I had a different take on the whole June thing. Having survived about 30 summers here in Tucson, dread encapsulated my feelings. This dread started not at the end of May but somewhere around the beginning of April, when I felt the first trickle of sweat after doing some light chores around the house. Things were going to get much worse before they got a whole lot better.

But June 2009 was different. Having spent practically the whole month in town, I now firmly believe in miracles. But before I get to the miracle part, let me say for the record that no way have I forgotten those blisteringly hot Junes I have endured in times gone by.  How often have I looked up to a cloudless sky, with nary a breeze to stir the stillness in the air, as the thermometer climbed to l07 degrees or higher and didn't budge until evening.

The only way to survive this near-death experience was to rise at dawn and start my day while there was still a hint of coolness in the air. Morning activities included grocery shopping at 6:30 a.m. and swimming several times a week at the Jewish Community Center. The big attraction for me at the J was the aerator, a water machine that sent a jet of icy cold water across the pool. I would dance and frolic around under that cold jet, imagining that it was Niagara Falls. But the fun was short-lived. I had to be home by 11 a.m. at the latest and stay put until sunset.

Indoor activities included knitting scarves and shawls for the fall. Knitting with wool and other fuzzy fibers was the ultimate act of faith in the divine order of the seasons. In addition to knitting and other crafts, I made myself useful with summer house cleaning — straightening out drawers and sifting through clothes in my closet. There was plenty of time, practically the whole afternoon, to make that important decision: what to keep, what to give away.

During this period of daily confinement, I said a silent prayer to the universe that the A/C, my summer lifeline, not go out. Being totally A/C dependent, I had tremendous admiration for those brave settlers of Tucson's early days. They lived in adobe homes without even a fan to stir up the air and wore clothing more suitable for climates back east. Maybe they were out and about all night and slept all day, an idea which has always made a lot of sense to me.

As June 2009 began, my usual routine kicked in: picking out some funky yarns for a new shawl, taking out a summer membership at the J, gritting my teeth.

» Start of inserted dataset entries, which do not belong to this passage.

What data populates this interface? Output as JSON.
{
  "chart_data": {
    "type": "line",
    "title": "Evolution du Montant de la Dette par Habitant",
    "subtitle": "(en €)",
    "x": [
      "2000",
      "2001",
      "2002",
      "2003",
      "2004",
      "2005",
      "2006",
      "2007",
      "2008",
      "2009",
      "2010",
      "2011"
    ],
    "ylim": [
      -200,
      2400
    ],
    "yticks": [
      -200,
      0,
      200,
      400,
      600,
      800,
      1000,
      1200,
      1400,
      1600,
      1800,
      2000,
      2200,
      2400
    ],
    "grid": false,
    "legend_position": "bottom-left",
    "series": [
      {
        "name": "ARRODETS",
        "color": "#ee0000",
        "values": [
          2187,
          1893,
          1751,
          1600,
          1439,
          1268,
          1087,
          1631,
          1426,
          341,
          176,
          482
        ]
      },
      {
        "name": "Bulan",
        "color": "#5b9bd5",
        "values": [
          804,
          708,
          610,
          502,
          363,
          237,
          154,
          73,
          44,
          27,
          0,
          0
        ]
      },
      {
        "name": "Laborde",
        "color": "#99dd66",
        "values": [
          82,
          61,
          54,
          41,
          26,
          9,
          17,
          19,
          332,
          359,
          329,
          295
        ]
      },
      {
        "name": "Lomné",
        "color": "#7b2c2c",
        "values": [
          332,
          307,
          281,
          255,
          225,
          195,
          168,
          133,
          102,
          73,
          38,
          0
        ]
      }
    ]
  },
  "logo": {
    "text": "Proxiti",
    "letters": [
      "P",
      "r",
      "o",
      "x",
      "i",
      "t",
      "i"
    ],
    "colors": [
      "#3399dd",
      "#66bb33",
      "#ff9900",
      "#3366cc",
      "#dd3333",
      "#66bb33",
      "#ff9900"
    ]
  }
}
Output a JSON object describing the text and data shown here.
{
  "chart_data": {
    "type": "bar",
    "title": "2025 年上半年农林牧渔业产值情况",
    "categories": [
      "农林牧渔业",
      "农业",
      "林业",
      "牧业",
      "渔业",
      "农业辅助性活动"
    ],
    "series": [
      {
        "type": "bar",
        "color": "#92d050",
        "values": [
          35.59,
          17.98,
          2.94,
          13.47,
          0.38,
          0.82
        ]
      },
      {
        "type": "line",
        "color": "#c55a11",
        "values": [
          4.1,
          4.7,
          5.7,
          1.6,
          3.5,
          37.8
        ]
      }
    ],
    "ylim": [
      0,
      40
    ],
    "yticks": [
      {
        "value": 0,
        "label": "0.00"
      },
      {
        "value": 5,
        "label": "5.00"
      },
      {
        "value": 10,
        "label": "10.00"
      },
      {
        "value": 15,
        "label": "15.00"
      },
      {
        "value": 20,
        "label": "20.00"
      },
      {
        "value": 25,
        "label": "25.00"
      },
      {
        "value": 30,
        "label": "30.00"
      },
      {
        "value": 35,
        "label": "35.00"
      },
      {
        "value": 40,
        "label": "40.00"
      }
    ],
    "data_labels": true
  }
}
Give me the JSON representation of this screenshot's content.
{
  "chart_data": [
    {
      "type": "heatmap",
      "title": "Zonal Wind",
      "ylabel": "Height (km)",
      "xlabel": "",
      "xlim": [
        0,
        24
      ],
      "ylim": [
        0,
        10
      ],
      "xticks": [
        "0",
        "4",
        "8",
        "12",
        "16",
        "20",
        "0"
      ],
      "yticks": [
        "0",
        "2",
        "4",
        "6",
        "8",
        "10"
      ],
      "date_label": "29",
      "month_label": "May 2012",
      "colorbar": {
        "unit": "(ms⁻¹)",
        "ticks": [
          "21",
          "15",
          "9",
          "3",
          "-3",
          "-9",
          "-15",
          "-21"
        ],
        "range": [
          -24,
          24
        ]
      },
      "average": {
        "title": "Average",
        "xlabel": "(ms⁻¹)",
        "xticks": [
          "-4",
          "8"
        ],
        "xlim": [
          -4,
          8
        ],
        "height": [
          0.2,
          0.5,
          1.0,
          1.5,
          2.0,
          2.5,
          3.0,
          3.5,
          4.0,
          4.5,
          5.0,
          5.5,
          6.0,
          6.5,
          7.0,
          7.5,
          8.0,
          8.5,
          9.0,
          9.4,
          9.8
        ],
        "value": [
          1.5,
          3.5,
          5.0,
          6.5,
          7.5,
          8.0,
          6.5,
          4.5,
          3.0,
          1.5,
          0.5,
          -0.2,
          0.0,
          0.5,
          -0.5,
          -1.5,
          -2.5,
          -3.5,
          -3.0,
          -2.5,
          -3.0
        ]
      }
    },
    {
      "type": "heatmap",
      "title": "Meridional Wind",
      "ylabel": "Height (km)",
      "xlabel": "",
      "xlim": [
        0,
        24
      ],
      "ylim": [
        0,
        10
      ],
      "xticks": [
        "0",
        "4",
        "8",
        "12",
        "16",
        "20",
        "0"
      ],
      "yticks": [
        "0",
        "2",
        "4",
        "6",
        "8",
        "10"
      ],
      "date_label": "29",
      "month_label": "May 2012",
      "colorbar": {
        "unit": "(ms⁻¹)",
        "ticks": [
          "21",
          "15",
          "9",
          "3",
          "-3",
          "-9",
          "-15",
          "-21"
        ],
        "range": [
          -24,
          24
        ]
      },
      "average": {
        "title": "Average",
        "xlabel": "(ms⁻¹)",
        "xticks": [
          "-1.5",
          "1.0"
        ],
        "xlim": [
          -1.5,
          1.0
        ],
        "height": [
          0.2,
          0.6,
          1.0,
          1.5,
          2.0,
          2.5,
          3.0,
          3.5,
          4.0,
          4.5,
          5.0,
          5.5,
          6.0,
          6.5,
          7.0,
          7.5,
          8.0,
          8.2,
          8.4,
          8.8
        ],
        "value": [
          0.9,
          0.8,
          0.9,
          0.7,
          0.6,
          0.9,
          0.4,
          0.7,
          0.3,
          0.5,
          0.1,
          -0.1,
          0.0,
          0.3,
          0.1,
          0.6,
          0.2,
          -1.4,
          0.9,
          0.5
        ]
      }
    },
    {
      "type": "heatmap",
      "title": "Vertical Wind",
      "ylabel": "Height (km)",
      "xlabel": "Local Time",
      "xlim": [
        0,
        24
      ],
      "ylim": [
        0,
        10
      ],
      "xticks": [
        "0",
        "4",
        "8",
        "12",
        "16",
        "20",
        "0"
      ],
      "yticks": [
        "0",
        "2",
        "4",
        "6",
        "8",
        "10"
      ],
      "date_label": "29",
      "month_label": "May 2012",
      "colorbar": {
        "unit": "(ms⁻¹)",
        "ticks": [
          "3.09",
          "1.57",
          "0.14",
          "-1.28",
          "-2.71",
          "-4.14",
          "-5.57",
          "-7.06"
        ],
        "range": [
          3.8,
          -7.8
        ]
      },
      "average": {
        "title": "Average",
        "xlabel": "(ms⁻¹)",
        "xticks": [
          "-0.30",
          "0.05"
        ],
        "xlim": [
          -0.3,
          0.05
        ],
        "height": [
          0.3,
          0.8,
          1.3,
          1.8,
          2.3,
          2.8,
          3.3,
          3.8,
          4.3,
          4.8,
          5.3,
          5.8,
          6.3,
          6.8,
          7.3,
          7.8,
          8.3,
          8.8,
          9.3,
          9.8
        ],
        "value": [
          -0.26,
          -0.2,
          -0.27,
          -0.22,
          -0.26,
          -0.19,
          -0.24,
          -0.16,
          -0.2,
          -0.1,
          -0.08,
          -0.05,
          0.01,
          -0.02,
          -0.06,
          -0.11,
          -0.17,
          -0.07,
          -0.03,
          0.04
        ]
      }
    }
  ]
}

Then the miracle occurred. Temps started to drop into the low 90s for a high, on one occasion the low 80s, with lots of fluffy clouds in the sky, some cool breezes, even a few raindrops. Whatever happened to global warming? More important, who cared? I was almost giddy with excitement at the thought of doing errands at 2 p.m., with none of that drained feeling I have experienced in previous Junes after spending just a few minutes outside. Coming back to a car that was a crisp 110 or so degrees was a taste of paradise.

As the month came to an end this year, I extended another prayer to the universe: this time of thanksgiving, for one of the most delightful Junes on record.

And now, here we are in July, with monsoons that can cool the air down in a matter of minutes. I feel positive and optimistic about the future. After all, with June highs mainly in the 90s, can winter be far behind?